In the case of the RtO12 mutant, nodule appearance and morphology were similar to the wild-type nodules, but the pattern of their colonisation was different. In young nodules, bacterial colonisation was less efficient (Fig. 3n) and the younger zones were occupied in well developed nodules (Fig. 3o). Symptoms of plant defensive reactions (i.e. small groups of necrotic cells) were rarely observed (Fig. 3o).

The RtP23 mutant (Fig. 3p,q) that produced most of its EPS in LMW form was able to colonise younger zones of the nodules and was capable of nitrogen fixation.

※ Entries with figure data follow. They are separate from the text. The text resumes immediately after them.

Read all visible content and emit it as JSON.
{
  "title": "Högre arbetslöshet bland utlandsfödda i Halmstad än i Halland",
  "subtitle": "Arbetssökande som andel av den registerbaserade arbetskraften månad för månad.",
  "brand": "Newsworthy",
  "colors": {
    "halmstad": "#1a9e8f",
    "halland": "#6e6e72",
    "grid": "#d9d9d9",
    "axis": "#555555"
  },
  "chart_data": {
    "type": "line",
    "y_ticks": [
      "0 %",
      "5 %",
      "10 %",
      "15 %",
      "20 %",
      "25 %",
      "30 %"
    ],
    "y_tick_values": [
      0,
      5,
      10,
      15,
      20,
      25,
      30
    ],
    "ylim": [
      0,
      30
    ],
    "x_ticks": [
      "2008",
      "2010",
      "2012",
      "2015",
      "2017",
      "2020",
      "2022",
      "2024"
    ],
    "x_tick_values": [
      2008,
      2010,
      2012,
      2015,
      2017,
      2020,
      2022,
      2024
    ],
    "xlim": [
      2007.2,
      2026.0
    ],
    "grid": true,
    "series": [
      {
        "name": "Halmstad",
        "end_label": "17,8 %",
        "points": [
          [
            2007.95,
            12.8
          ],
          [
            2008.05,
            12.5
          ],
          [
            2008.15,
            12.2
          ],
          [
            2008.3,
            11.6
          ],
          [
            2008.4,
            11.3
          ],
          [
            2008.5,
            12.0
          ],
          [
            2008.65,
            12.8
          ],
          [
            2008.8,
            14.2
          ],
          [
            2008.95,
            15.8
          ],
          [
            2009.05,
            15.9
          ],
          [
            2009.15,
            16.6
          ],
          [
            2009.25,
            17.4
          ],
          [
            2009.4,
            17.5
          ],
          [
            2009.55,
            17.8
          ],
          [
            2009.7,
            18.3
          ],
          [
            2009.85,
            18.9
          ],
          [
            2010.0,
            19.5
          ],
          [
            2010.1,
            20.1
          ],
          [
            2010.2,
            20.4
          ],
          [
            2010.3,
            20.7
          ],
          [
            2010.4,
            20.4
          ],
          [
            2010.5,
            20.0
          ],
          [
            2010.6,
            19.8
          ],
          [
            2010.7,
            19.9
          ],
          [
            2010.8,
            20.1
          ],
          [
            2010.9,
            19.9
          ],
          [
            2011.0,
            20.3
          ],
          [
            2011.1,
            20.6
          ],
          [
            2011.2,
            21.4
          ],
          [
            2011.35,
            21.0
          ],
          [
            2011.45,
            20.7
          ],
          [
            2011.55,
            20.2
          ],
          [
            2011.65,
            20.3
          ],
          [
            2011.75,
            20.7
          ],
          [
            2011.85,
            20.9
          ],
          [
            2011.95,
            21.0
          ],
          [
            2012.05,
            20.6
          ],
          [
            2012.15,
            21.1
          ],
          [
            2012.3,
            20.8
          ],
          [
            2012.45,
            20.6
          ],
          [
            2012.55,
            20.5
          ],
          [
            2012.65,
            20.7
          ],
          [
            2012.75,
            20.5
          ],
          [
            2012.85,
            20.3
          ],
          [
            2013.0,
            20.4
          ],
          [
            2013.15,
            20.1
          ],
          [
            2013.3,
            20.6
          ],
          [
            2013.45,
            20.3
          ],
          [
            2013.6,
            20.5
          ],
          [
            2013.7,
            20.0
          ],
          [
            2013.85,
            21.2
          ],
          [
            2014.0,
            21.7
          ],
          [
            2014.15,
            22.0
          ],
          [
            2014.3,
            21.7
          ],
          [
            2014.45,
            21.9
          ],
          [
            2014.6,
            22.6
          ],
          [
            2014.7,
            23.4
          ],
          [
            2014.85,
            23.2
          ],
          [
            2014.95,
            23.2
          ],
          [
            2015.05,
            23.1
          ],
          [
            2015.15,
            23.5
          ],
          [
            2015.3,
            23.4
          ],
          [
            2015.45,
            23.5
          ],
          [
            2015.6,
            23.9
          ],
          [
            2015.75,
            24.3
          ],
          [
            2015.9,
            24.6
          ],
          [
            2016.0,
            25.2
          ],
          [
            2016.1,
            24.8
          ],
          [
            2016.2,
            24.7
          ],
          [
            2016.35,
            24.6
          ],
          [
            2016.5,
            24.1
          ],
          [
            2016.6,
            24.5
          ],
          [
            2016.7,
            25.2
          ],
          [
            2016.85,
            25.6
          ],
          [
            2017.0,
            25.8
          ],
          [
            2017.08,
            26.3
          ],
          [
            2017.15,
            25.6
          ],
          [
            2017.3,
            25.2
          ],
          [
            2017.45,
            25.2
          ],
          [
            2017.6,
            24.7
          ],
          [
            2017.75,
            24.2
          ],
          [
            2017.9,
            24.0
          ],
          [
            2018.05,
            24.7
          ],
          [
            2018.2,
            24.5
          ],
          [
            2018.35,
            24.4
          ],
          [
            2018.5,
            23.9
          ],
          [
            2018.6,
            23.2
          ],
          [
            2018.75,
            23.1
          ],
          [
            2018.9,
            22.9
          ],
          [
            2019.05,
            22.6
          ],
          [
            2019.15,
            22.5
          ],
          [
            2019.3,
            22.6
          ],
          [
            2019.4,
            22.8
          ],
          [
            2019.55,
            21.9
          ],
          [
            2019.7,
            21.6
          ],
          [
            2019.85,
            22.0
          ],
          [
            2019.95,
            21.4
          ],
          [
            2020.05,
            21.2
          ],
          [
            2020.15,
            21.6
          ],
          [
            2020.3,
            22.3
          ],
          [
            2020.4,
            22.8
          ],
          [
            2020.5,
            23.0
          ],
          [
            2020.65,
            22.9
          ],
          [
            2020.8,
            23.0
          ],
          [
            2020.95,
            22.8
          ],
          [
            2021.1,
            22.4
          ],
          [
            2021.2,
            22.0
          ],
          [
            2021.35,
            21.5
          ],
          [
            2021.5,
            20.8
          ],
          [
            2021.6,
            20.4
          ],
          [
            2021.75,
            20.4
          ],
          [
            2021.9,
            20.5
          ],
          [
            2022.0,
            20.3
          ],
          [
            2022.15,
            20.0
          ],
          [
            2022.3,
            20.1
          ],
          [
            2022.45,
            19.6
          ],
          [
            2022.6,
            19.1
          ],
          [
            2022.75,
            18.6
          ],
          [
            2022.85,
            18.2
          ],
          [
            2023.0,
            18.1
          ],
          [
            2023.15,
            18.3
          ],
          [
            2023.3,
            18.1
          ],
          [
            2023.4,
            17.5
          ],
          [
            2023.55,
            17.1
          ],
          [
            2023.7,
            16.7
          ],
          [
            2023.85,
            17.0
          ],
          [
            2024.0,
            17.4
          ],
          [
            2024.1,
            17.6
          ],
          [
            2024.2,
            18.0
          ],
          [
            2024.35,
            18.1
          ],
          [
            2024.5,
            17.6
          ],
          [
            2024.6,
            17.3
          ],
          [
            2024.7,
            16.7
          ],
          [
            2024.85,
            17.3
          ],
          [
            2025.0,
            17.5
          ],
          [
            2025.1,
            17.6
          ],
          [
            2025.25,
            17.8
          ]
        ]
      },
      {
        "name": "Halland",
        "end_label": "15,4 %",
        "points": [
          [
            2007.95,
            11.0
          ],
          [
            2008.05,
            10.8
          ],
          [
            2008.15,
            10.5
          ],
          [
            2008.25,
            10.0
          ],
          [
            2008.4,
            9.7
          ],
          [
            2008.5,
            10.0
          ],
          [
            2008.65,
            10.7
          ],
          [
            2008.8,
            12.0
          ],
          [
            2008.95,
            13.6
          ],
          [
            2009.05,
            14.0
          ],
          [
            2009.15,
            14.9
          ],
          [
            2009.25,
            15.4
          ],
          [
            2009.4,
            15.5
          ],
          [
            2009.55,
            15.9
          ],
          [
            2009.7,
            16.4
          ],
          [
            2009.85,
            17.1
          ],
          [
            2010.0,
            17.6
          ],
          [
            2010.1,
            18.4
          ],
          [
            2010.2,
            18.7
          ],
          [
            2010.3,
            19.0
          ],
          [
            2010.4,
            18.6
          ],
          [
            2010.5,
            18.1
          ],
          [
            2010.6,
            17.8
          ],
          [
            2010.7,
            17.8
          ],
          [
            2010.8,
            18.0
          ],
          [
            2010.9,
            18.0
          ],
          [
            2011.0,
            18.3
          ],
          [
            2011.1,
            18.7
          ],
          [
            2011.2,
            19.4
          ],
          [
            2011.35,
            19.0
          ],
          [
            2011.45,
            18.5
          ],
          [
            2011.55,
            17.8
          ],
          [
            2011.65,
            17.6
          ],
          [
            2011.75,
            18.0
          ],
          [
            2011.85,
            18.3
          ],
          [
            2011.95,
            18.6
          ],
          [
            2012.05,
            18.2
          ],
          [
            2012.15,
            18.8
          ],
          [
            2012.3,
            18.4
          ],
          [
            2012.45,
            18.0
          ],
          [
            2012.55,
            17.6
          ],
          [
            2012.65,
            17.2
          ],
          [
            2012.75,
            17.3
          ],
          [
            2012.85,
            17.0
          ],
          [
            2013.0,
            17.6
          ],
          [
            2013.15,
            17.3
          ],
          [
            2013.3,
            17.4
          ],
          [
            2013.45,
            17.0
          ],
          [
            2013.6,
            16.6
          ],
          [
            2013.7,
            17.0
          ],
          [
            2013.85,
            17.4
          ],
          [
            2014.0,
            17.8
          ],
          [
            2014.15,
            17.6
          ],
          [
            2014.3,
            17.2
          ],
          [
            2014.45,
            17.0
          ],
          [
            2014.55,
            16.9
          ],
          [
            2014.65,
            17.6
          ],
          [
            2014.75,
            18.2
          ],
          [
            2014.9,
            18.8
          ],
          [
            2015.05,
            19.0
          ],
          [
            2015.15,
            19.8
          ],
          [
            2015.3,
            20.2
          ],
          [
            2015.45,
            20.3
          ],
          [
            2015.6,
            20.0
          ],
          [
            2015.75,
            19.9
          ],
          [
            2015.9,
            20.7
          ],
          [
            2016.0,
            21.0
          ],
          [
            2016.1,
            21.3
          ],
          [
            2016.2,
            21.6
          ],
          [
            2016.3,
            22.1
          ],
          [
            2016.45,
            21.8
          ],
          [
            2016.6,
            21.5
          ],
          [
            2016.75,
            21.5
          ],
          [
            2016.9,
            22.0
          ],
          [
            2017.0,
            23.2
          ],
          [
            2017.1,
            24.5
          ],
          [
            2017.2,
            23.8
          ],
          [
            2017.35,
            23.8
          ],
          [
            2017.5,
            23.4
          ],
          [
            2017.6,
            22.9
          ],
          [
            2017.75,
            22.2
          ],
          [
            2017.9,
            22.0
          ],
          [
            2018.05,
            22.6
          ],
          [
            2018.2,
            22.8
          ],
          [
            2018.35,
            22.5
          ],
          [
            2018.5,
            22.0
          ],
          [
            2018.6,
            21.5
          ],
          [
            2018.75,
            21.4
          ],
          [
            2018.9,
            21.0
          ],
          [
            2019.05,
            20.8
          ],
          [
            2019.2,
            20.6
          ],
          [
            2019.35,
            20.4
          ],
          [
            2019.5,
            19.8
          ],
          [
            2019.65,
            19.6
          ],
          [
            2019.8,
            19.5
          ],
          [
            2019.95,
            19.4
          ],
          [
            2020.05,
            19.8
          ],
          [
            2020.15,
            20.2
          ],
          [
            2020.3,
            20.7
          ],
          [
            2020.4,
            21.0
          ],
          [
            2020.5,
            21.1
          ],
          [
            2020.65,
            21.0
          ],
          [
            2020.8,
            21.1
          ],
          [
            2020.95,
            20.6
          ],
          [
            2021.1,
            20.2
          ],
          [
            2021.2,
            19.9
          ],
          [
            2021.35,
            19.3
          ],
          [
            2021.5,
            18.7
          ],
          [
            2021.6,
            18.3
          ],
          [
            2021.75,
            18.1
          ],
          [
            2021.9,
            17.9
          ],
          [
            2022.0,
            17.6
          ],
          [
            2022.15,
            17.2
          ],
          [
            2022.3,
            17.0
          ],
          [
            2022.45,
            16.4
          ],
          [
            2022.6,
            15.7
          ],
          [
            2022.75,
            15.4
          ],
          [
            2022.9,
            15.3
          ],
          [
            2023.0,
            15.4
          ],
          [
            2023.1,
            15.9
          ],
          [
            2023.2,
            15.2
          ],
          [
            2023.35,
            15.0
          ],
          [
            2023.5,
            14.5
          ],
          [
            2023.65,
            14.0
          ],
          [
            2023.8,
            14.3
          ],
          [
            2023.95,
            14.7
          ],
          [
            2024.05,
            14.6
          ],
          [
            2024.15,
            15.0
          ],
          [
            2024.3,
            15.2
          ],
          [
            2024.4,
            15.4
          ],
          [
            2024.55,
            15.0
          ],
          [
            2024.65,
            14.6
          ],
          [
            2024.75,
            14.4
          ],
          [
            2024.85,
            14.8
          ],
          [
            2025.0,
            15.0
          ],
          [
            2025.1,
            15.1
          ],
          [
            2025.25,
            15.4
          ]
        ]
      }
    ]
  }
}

This confirms the significant role of LMW EPS in establishing an effective symbiosis (Wang et al. 1999) and shows that even a significant decrease in HMW EPS does not deleteriously affect the symbiosis of R. leguminosarum bv. trifolii with clover. Interestingly, the EPS-overproducing RtAH1 mutant (which was more resistant to ionic detergents and ethanol and more sensitive to several antibiotics in comparison with the wild-type strain) induced infected nodules with bacteroids that were capable of nitrogen fixation (Fig. 3r). The alteration of PssT protein influenced the permeability of the outer and inner membranes but nevertheless did not affect the efficiency of symbiosis. We did not detect any plant defensive reactions in these nodules. In summary, these findings present evidence that the EPS amount and rate of polymerisation affect nodule colonisation and plant defence responses to a lesser extent than a deficiency in EPS accompanied by LPS alteration.